Читать книгу Мой нигерийский муж, или Богатая белая леди - Джулия Ливай - Страница 2

Глава 1.
Воспоминания Ники.
Резать по живому. «Не уходи, любимый!»
Трагедия нерождённого ребёнка. К началу…

Оглавление

– Тунде, возьми меня с собой, пожалуйста!

Ника напрягала последние силы, которых уже не было, чтобы не закричать, не зарыдать в полный голос.

– Не уходи, любимый! Не оставляй меня сейчас одну!

Молодой красивый чернокожий мужчина – её муж, – уже одетый для своего очередного выхода, наводил последние штрихи: чистил туфли. Тщательно, как для рекламы, специальной щёточкой он набирал чуть крема из баночки – для обоих вещей имелось постоянное неизменное место в доме – и полировал свои уже и так идеально чистые чёрные туфли.

Чёрные брюки со стрелками, идеально выглаженная синяя рубашка – её подарок! – облегали стройную высокую фигуру. Выразительное, как с обложки журнала, словно вылепленное лицо, мягкие, большие, тёплые глаза, казалось, прожигали насквозь. Он был ослепительно красив безукоризненной, сладкой, даже чуть нежной красотой.

Чёрная от крема щёточка всё летала по поверхности туфель, управляемая тонкими длинными пальцами. Как бесконечная пытка скользила она, не пропуская ни одного миллиметра кожаной поверхности, ни одной складочки.

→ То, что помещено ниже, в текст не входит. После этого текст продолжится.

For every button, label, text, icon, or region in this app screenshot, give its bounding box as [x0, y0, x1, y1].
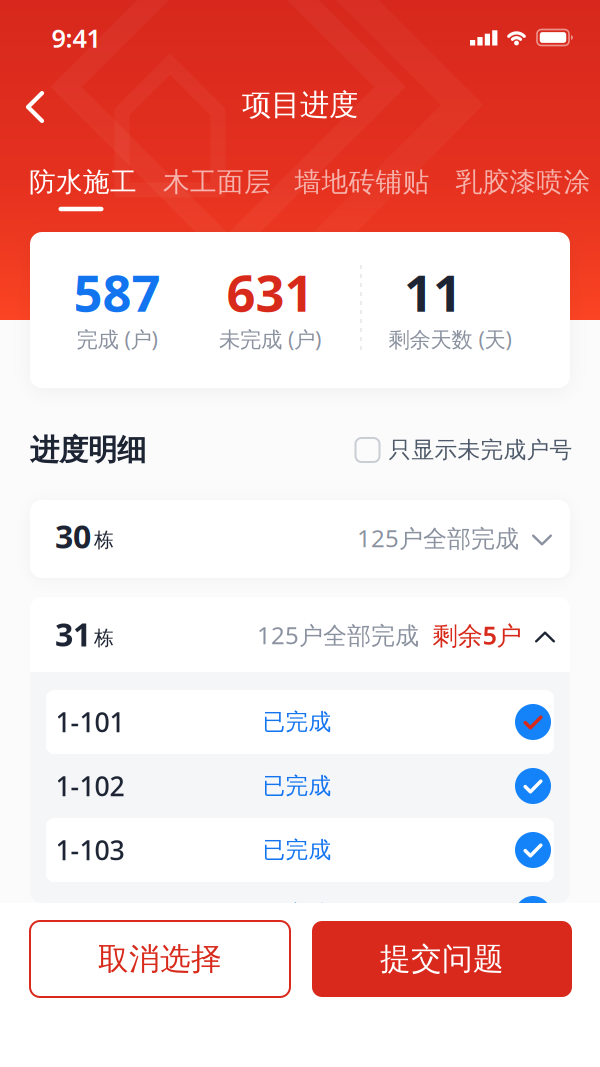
- staticText: 木工面层: [163, 166, 271, 198]
- button[interactable]: 30: [30, 500, 570, 578]
- staticText: 1-101: [56, 704, 124, 740]
- button[interactable]: 防水施工: [30, 158, 140, 214]
- staticText: 剩余天数 (天): [388, 325, 512, 353]
- staticText: 项目进度: [242, 87, 358, 123]
- staticText: 剩余5户: [432, 618, 522, 652]
- staticText: 631: [226, 258, 314, 326]
- staticText: 31: [55, 613, 91, 655]
- staticText: 栋: [94, 626, 114, 650]
- staticText: 栋: [94, 528, 114, 552]
- staticText: 125户全部完成: [257, 619, 419, 651]
- staticText: 完成 (户): [76, 325, 158, 353]
- staticText: 已完成: [262, 836, 332, 864]
- staticText: 已完成: [262, 772, 332, 800]
- button[interactable]: 1-101: [46, 690, 554, 754]
- staticText: 30: [55, 515, 91, 557]
- button[interactable]: 木工面层: [163, 166, 271, 198]
- button[interactable]: Back: [26, 92, 44, 122]
- staticText: 乳胶漆喷涂: [456, 166, 590, 198]
- staticText: 墙地砖铺贴: [294, 166, 430, 198]
- staticText: 已完成: [262, 708, 332, 736]
- staticText: 已完成: [262, 900, 332, 928]
- staticText: 进度明细: [30, 432, 146, 468]
- button[interactable]: 1-104: [46, 882, 554, 946]
- staticText: 1-103: [56, 832, 124, 868]
- button[interactable]: 1-103: [46, 818, 554, 882]
- button[interactable]: 乳胶漆喷涂: [456, 166, 590, 198]
- staticText: 9:41: [52, 21, 100, 55]
- staticText: 防水施工: [29, 166, 137, 198]
- staticText: 提交问题: [380, 940, 504, 978]
- button[interactable]: 1-102: [46, 754, 554, 818]
- staticText: 11: [404, 258, 462, 326]
- staticText: 1-104: [56, 896, 124, 932]
- button[interactable]: 提交问题: [312, 921, 572, 997]
- staticText: 取消选择: [98, 940, 222, 978]
- button[interactable]: 只显示未完成户号: [356, 432, 572, 468]
- button[interactable]: 31: [30, 597, 570, 672]
- staticText: 125户全部完成: [357, 522, 519, 554]
- staticText: 1-102: [56, 768, 124, 804]
- button[interactable]: 墙地砖铺贴: [294, 166, 430, 198]
- staticText: 未完成 (户): [219, 325, 321, 353]
- staticText: 只显示未完成户号: [388, 436, 572, 464]
- button[interactable]: 取消选择: [30, 921, 290, 997]
- staticText: 587: [74, 258, 160, 326]
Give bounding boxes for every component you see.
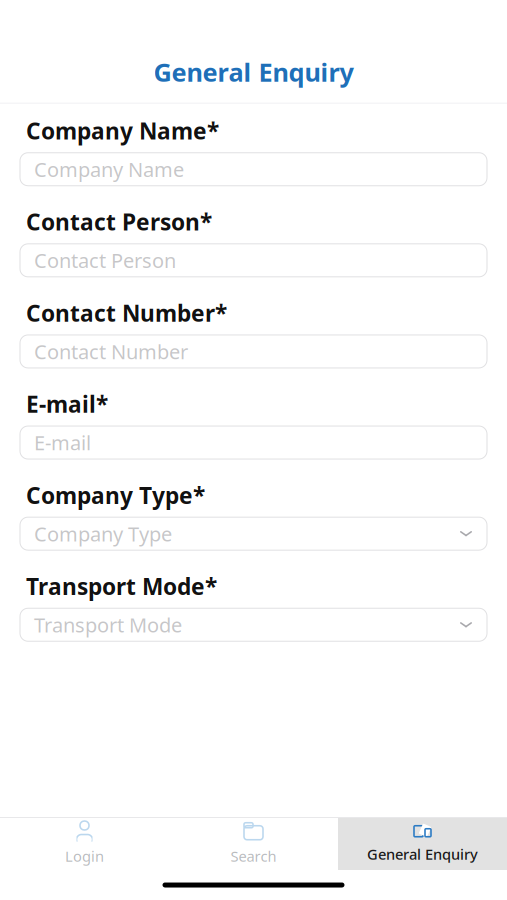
button[interactable]: E-mail	[20, 426, 487, 459]
staticText: Company Name	[34, 156, 184, 183]
staticText: Company Type*	[26, 480, 205, 510]
button[interactable]: General Enquiry	[338, 818, 507, 870]
staticText: General Enquiry	[367, 844, 478, 864]
staticText: Contact Person*	[26, 207, 212, 237]
staticText: Contact Person	[34, 247, 176, 274]
staticText: Company Name*	[26, 116, 219, 146]
button[interactable]: Contact Number	[20, 335, 487, 368]
button[interactable]: Company Type	[20, 517, 487, 550]
staticText: Company Type	[34, 520, 172, 547]
staticText: Login	[65, 846, 104, 866]
staticText: E-mail*	[26, 389, 108, 419]
staticText: E-mail	[34, 429, 91, 456]
button[interactable]: Search	[169, 818, 338, 870]
button[interactable]: Login	[0, 818, 169, 870]
staticText: Transport Mode*	[26, 571, 217, 601]
staticText: Transport Mode	[34, 612, 182, 638]
button[interactable]: Contact Person	[20, 244, 487, 277]
staticText: General Enquiry	[154, 55, 354, 89]
staticText: Contact Number*	[26, 298, 227, 328]
button[interactable]: Transport Mode	[20, 608, 487, 641]
staticText: Contact Number	[34, 338, 188, 365]
staticText: Search	[230, 846, 276, 866]
button[interactable]: Company Name	[20, 153, 487, 186]
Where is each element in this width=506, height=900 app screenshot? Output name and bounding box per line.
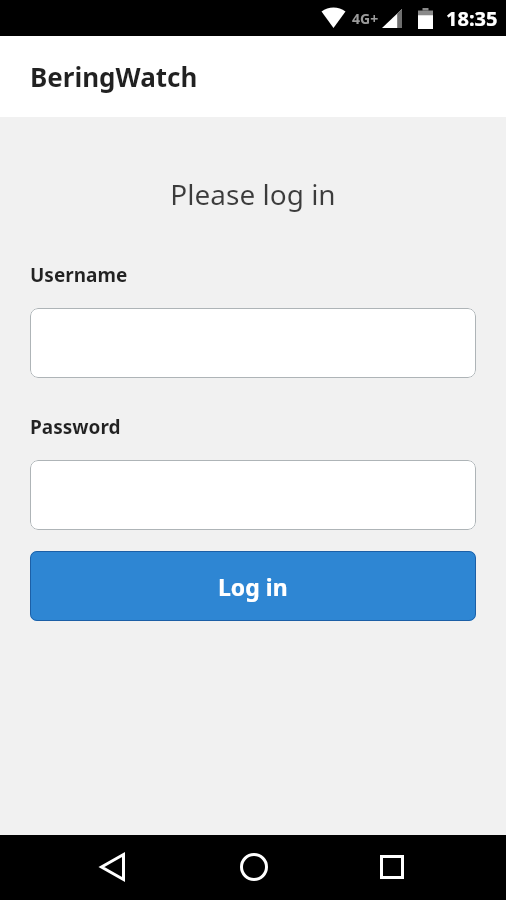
button[interactable] — [372, 847, 412, 887]
staticText: 18:35 — [446, 5, 498, 32]
button[interactable] — [234, 847, 274, 887]
staticText: Please log in — [0, 175, 506, 213]
staticText: Password — [30, 414, 121, 440]
button[interactable] — [30, 460, 476, 530]
button[interactable] — [30, 308, 476, 378]
staticText: BeringWatch — [30, 59, 198, 94]
button[interactable] — [92, 847, 132, 887]
staticText: 4G+ — [352, 9, 379, 28]
staticText: Username — [30, 262, 128, 288]
staticText: Log in — [218, 571, 288, 602]
button[interactable]: Log in — [30, 551, 476, 621]
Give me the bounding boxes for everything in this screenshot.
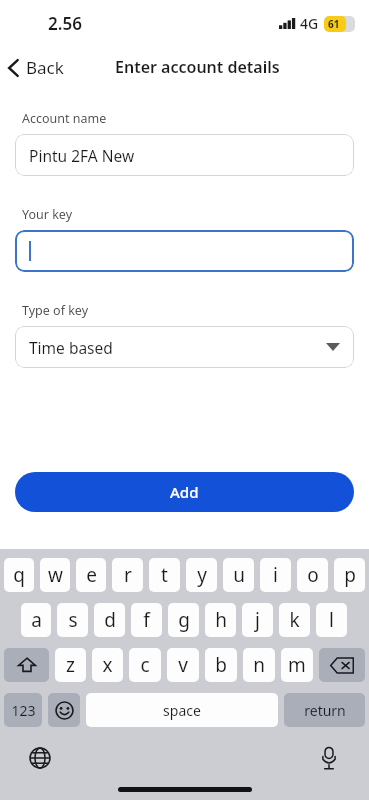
staticText: z xyxy=(66,652,75,678)
button[interactable]: f xyxy=(131,603,162,637)
button[interactable]: b xyxy=(205,648,237,682)
staticText: p xyxy=(344,562,356,588)
staticText: c xyxy=(140,652,150,678)
button[interactable]: Add xyxy=(15,472,354,512)
staticText: 123 xyxy=(11,701,36,720)
button[interactable]: c xyxy=(129,648,161,682)
staticText: Time based xyxy=(29,337,113,358)
staticText: 61 xyxy=(328,17,340,31)
staticText: y xyxy=(197,562,207,588)
staticText: u xyxy=(233,562,245,588)
staticText: r xyxy=(124,562,132,588)
staticText: g xyxy=(178,607,190,633)
button[interactable]: h xyxy=(205,603,236,637)
button[interactable]: t xyxy=(149,558,180,592)
button[interactable]: return xyxy=(284,693,365,727)
button[interactable] xyxy=(15,230,354,272)
staticText: return xyxy=(304,701,346,720)
staticText: Your key xyxy=(22,206,73,223)
button[interactable]: o xyxy=(297,558,328,592)
staticText: w xyxy=(48,562,63,588)
staticText: 2.56 xyxy=(48,12,82,35)
button[interactable]: q xyxy=(4,558,34,592)
button[interactable]: Time based xyxy=(15,326,354,368)
staticText: o xyxy=(307,562,319,588)
button[interactable]: Emoji xyxy=(48,693,80,727)
button[interactable]: i xyxy=(260,558,291,592)
button[interactable]: p xyxy=(334,558,365,592)
staticText: h xyxy=(215,607,227,633)
button[interactable]: Dictate xyxy=(311,740,347,776)
button[interactable]: g xyxy=(168,603,199,637)
button[interactable]: k xyxy=(279,603,310,637)
staticText: Add xyxy=(170,482,199,502)
button[interactable]: 123 xyxy=(4,693,42,727)
button[interactable]: Shift xyxy=(4,648,49,682)
staticText: Account name xyxy=(22,110,107,127)
staticText: x xyxy=(102,652,113,678)
staticText: n xyxy=(253,652,265,678)
button[interactable]: j xyxy=(242,603,273,637)
staticText: e xyxy=(86,562,97,588)
button[interactable]: m xyxy=(281,648,313,682)
staticText: s xyxy=(68,607,78,633)
button[interactable]: l xyxy=(316,603,347,637)
button[interactable]: n xyxy=(243,648,275,682)
button[interactable]: x xyxy=(92,648,123,682)
staticText: Pintu 2FA New xyxy=(29,145,135,166)
staticText: Enter account details xyxy=(115,56,280,78)
button[interactable]: u xyxy=(223,558,254,592)
staticText: 4G xyxy=(300,14,319,33)
button[interactable]: d xyxy=(94,603,125,637)
button[interactable]: w xyxy=(40,558,70,592)
button[interactable]: e xyxy=(76,558,106,592)
staticText: k xyxy=(289,607,300,633)
staticText: t xyxy=(161,562,168,588)
staticText: Back xyxy=(26,56,64,79)
button[interactable]: s xyxy=(57,603,88,637)
button[interactable]: r xyxy=(112,558,143,592)
staticText: Type of key xyxy=(22,302,89,319)
button[interactable]: y xyxy=(186,558,217,592)
staticText: d xyxy=(104,607,116,633)
staticText: space xyxy=(163,701,201,720)
staticText: l xyxy=(329,607,334,633)
staticText: i xyxy=(273,562,278,588)
staticText: b xyxy=(215,652,227,678)
button[interactable]: space xyxy=(86,693,278,727)
staticText: j xyxy=(255,607,260,633)
button[interactable]: v xyxy=(167,648,199,682)
button[interactable]: Pintu 2FA New xyxy=(15,134,354,176)
staticText: m xyxy=(288,652,306,678)
button[interactable]: z xyxy=(55,648,86,682)
staticText: a xyxy=(31,607,42,633)
button[interactable]: Back xyxy=(0,50,74,85)
staticText: q xyxy=(13,562,25,588)
button[interactable]: Change keyboard language xyxy=(22,740,58,776)
button[interactable]: a xyxy=(21,603,51,637)
staticText: v xyxy=(178,652,188,678)
button[interactable]: Delete xyxy=(319,648,365,682)
staticText: f xyxy=(143,607,150,633)
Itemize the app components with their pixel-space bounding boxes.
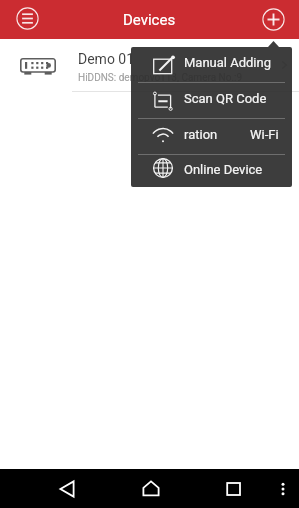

Тоска в очередной раз пронзила всё её существо: «Пусть чистит – бесконечно, – только пусть ещё побудет со мной! Только бы не уходил!» Слова-мысли, слова-крики, слова-слёзы метались как сумасшедшие в обезумевшем мозгу, рикошетили дальше – в тело: в сердце, захлебнувшееся от обиды, в горло, в руки, в ставшие вдруг ватными ноги, в живот, где уже почти два месяца зрел плод их любви, такой долгожданный для неё и так дорого ей стоящий.

Но вот он закончил наводить блеск, надел туфли. Потом зашёл в спальню, взял с полки баночку с кремом для лица, тщательно нанёс на свою и так идеальную тёмно-коричневую кожу, остаток намазал на руки. Взял дорогой дезодорант, тоже её подарок, и долго, по нескольку раз, опять и опять брызгал на шею, на одежду. Это был последний штрих.

– Всё, сейчас он уйдёт!

Беременная, замученная токсикозом женщина забилась в невидимой истерике.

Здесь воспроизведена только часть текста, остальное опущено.